MOSCOU – Au cours des cinq derniers jours de mai, Ruslan, un professeur d’anglais dans une ville russe près de la frontière ukrainienne, a entendu pour la première fois le bruit distinct d’une frappe de lance-roquettes multiples. Les bombardements commençaient vers 3 heures du matin, secouant parfois sa maison, et se poursuivaient toute la matinée.
Il avait entendu le bruit des explosions dans des villages éloignés dans le passé, a-t-il dit, et en octobre, des bombardements ont endommagé un centre commercial voisin. Mais rien de tel.
« Tout a changé », a-t-il déclaré.
Quinze mois après le premier tir de missiles russes vers Kiev, en Ukraine, les habitants de la région frontalière russe de Belgorod commencent à comprendre l’horreur d’avoir la guerre à leur porte.
Shebekino, une ville de 40 000 habitants à seulement 9 km de la frontière, est effectivement devenue une nouvelle partie de la ligne de front alors que l’Ukraine a intensifié ses attaques à l’intérieur de la Russie, y compris contre des zones résidentielles proches de ses propres frontières. La série d’agressions, plus récemment par des milices alignées contre Moscou, a déclenché le plus grand effort d’évacuation militaire en Russie depuis des décennies.
« La ville est devenue un fantôme en 24 heures », a déclaré Ruslan, 27 ans, qui a évacué jeudi après une campagne soutenue de bombardements.
Au cours des derniers jours, le New York Times a interviewé plus d’une demi-douzaine d’habitants de la région frontalière pour avoir une idée de l’anxiété croissante parmi les civils russes. Comme Ruslan, la plupart ont insisté pour être identifiés uniquement par leurs prénoms, invoquant la peur des représailles pour avoir parlé de la guerre.
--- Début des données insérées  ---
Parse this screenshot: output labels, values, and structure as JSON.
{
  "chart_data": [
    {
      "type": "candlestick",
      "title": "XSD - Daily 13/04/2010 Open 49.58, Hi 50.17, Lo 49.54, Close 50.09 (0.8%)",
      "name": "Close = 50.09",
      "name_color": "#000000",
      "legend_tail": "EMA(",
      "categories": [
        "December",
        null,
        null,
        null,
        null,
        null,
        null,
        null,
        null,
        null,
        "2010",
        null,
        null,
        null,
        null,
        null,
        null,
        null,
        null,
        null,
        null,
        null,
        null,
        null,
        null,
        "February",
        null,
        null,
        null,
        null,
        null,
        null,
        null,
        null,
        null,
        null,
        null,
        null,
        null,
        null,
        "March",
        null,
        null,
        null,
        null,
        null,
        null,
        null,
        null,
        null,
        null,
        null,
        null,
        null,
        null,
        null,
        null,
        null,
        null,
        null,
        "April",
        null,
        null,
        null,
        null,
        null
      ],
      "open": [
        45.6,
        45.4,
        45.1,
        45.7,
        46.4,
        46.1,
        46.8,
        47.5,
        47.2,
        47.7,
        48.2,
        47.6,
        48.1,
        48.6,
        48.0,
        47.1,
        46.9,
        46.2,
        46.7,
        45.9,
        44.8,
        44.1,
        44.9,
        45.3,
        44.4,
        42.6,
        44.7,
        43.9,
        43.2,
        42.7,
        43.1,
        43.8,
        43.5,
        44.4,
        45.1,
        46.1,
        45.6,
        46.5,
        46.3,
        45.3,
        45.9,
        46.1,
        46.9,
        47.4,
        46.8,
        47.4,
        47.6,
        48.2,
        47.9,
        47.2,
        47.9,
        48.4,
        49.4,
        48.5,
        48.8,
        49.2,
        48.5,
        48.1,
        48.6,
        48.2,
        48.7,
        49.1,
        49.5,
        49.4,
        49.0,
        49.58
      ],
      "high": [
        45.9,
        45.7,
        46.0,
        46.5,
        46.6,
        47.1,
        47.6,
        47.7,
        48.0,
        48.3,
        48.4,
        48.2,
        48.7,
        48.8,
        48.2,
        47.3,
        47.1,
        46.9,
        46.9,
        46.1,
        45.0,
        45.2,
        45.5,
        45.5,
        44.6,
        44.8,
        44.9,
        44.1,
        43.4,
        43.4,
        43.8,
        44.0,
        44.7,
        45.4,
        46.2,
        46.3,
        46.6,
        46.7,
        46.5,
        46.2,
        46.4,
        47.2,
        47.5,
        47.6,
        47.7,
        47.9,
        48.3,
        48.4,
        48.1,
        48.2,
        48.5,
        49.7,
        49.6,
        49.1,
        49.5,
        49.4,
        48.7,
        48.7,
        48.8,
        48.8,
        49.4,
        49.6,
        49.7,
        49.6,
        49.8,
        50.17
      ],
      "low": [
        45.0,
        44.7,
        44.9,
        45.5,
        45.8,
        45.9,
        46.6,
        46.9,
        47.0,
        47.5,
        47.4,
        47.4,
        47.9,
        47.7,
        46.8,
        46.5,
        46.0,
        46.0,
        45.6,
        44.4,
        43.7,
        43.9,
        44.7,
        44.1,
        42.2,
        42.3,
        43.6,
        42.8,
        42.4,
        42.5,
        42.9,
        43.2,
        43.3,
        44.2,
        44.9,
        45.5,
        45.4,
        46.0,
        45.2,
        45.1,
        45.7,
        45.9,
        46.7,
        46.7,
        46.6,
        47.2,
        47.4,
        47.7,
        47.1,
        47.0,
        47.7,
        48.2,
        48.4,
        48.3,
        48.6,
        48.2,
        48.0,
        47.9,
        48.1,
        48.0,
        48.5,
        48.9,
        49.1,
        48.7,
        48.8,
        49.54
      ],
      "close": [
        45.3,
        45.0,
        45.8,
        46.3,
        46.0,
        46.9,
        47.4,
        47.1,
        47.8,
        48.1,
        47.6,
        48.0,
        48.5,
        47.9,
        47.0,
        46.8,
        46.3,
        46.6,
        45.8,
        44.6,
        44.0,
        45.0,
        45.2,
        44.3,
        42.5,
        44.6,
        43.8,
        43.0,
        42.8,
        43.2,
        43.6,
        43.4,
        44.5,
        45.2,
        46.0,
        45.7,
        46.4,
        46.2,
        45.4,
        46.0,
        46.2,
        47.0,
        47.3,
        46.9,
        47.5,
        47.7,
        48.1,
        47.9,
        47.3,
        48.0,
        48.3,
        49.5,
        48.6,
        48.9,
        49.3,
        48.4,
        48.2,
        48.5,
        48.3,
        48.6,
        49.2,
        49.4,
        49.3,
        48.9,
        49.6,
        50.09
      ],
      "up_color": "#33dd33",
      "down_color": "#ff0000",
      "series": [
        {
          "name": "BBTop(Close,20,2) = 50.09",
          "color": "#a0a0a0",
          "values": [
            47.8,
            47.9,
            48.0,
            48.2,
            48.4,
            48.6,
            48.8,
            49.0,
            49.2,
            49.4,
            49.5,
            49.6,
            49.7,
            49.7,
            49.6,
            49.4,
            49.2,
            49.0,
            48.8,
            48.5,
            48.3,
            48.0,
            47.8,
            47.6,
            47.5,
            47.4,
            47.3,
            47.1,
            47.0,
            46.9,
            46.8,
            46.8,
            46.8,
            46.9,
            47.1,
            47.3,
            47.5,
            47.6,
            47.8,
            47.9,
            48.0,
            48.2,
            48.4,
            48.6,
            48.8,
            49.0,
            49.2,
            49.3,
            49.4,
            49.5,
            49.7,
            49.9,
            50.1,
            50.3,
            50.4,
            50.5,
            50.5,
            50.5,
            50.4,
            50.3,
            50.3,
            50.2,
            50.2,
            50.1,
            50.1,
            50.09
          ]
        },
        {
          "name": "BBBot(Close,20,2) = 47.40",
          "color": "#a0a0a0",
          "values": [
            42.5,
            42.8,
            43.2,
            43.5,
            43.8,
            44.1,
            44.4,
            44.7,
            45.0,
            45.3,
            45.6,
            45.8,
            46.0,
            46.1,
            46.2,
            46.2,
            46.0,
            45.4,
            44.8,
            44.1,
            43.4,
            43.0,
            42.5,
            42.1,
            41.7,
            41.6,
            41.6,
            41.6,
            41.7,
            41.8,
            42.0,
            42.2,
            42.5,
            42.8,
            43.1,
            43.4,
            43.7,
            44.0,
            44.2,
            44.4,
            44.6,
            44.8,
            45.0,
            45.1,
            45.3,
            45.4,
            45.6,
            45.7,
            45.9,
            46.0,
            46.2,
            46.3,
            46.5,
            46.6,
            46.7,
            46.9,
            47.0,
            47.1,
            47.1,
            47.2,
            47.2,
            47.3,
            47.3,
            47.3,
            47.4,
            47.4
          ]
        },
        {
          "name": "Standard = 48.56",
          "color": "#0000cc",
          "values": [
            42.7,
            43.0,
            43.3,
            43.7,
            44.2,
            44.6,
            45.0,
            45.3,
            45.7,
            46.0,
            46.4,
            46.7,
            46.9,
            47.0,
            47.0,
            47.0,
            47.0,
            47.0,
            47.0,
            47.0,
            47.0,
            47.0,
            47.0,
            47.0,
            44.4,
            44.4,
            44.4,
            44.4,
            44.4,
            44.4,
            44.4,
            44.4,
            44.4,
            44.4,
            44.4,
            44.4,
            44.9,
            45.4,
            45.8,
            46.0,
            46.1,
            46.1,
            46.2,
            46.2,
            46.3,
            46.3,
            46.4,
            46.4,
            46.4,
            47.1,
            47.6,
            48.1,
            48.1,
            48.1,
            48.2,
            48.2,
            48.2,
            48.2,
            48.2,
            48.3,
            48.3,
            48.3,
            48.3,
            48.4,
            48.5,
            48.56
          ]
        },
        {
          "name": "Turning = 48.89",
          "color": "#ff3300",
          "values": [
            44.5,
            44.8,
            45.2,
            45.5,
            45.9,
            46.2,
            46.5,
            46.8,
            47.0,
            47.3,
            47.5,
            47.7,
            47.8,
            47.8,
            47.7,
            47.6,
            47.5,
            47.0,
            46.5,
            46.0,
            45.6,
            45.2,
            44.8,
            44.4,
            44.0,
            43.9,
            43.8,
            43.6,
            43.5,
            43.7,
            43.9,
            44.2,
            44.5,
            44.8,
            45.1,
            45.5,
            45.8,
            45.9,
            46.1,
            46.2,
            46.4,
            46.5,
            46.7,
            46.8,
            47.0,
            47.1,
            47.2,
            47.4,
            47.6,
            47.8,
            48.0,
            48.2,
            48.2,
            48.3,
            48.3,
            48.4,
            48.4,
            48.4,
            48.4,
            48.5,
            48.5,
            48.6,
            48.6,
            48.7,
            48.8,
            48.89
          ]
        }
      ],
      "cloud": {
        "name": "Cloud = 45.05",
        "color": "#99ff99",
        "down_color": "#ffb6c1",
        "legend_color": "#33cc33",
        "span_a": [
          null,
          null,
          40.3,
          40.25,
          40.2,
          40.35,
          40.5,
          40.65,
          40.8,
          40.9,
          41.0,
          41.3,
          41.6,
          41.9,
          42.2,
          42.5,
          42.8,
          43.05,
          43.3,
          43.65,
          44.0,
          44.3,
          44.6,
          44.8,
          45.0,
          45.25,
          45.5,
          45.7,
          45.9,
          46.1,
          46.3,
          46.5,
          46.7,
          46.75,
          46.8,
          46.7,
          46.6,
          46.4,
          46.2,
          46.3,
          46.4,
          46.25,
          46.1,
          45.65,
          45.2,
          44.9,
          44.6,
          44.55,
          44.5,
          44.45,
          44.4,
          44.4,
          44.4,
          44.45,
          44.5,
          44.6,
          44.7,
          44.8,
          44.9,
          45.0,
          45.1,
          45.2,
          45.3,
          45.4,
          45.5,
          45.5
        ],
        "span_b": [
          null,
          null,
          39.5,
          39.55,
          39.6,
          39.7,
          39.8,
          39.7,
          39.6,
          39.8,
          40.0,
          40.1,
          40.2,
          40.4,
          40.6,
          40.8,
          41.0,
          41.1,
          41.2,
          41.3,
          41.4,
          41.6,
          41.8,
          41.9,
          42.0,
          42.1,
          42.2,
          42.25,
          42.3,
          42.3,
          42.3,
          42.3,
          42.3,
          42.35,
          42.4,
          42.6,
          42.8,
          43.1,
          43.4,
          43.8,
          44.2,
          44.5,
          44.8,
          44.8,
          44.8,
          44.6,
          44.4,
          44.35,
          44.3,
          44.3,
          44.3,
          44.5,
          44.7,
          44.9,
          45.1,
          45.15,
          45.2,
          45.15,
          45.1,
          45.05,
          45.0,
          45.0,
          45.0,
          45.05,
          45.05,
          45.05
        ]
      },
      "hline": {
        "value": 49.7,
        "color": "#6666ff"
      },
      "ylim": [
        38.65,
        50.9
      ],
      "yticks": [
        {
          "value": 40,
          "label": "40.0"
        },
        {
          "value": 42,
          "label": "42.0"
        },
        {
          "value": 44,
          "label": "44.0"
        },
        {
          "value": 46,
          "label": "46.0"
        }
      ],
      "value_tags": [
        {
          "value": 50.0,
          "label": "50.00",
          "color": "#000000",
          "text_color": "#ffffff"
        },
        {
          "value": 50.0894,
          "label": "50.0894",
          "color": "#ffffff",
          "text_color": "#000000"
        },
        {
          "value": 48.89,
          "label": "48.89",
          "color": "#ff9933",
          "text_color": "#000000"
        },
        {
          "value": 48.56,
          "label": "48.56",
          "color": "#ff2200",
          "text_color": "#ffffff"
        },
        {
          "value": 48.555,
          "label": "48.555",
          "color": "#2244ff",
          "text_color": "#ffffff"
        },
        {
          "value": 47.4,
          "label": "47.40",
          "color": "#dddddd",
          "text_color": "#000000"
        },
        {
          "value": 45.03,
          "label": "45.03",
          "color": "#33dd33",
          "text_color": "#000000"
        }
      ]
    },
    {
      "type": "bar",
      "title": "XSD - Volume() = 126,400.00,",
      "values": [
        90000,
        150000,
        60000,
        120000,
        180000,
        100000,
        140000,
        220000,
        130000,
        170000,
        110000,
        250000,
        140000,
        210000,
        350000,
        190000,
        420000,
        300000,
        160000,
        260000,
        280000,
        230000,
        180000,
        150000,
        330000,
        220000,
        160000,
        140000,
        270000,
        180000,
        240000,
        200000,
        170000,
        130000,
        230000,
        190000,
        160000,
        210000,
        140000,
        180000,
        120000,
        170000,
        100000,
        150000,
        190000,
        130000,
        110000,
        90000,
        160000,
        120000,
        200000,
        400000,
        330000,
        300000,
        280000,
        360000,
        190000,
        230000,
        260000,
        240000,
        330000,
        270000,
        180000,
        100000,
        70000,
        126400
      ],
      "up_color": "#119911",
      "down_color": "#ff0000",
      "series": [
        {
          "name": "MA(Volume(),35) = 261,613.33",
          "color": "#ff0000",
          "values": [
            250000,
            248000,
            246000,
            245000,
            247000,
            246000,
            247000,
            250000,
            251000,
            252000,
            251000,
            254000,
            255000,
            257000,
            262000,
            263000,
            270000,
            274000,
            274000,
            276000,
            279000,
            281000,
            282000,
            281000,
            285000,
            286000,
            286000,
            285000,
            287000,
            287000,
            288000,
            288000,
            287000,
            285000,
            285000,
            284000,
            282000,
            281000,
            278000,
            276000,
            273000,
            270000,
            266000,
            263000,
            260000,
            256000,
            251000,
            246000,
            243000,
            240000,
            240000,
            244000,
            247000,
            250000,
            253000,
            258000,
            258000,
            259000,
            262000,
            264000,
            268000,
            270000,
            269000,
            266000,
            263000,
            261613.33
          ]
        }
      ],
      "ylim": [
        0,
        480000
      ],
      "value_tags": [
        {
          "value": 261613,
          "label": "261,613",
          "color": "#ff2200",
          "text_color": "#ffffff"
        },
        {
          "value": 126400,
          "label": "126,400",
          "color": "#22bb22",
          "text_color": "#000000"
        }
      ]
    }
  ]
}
« Shebekino était une merveilleuse ville fleurie à la frontière avec l’Ukraine, remplie de gens heureux et sympathiques », a déclaré Darya, 37 ans, une employée du secteur public local. « Maintenant, seules la douleur, la mort et la misère vivent dans notre ville. Il n’y a pas d’électricité, pas de transports en commun, pas de commerces ouverts, pas d’habitants. Juste une ville vide, brisée en fumée.
Les difficultés sont familières aux Ukrainiens, qui ont vu des villes comme Bakhmut anéanties et d’autres ravagées par des victimes civiles. Ainsi sont les nuits blanches; Des missiles russes ont visé Kiev au moins 17 fois en mai. Mais de nombreux Russes ne s’attendaient pas à ce que quelque chose de semblable se produise chez eux.
Des explosions sont également audibles dans la ville de Belgorod, la capitale régionale à 30 km au nord de Shebekino, et les habitants de cette ville ont de plus en plus commencé à chercher à accéder à des sous-sols pouvant être utilisés comme abris anti-bombes. Les gens qui avaient auparavant essayé de vaquer à leurs occupations quotidiennes ont soudainement découvert qu’ils ne le pouvaient pas.
« Nous sommes à un tournant en ce moment », a déclaré Oleg, un homme d’affaires de la ville. « Quand tout a commencé », a-t-il dit, se référant à la guerre, « les gens qui s’y opposaient ici étaient une minorité. Maintenant, après quatre jours de bombardements, les gens changent d’avis.
Le gouverneur régional de Belgorod, Vyacheslav Gladkov, a déclaré que 2 500 habitants avaient été évacués et emmenés dans des abris temporaires dans des arènes sportives plus éloignées de la frontière. Des milliers d’autres sont partis de leur propre chef, ont déclaré des habitants lors d’entretiens.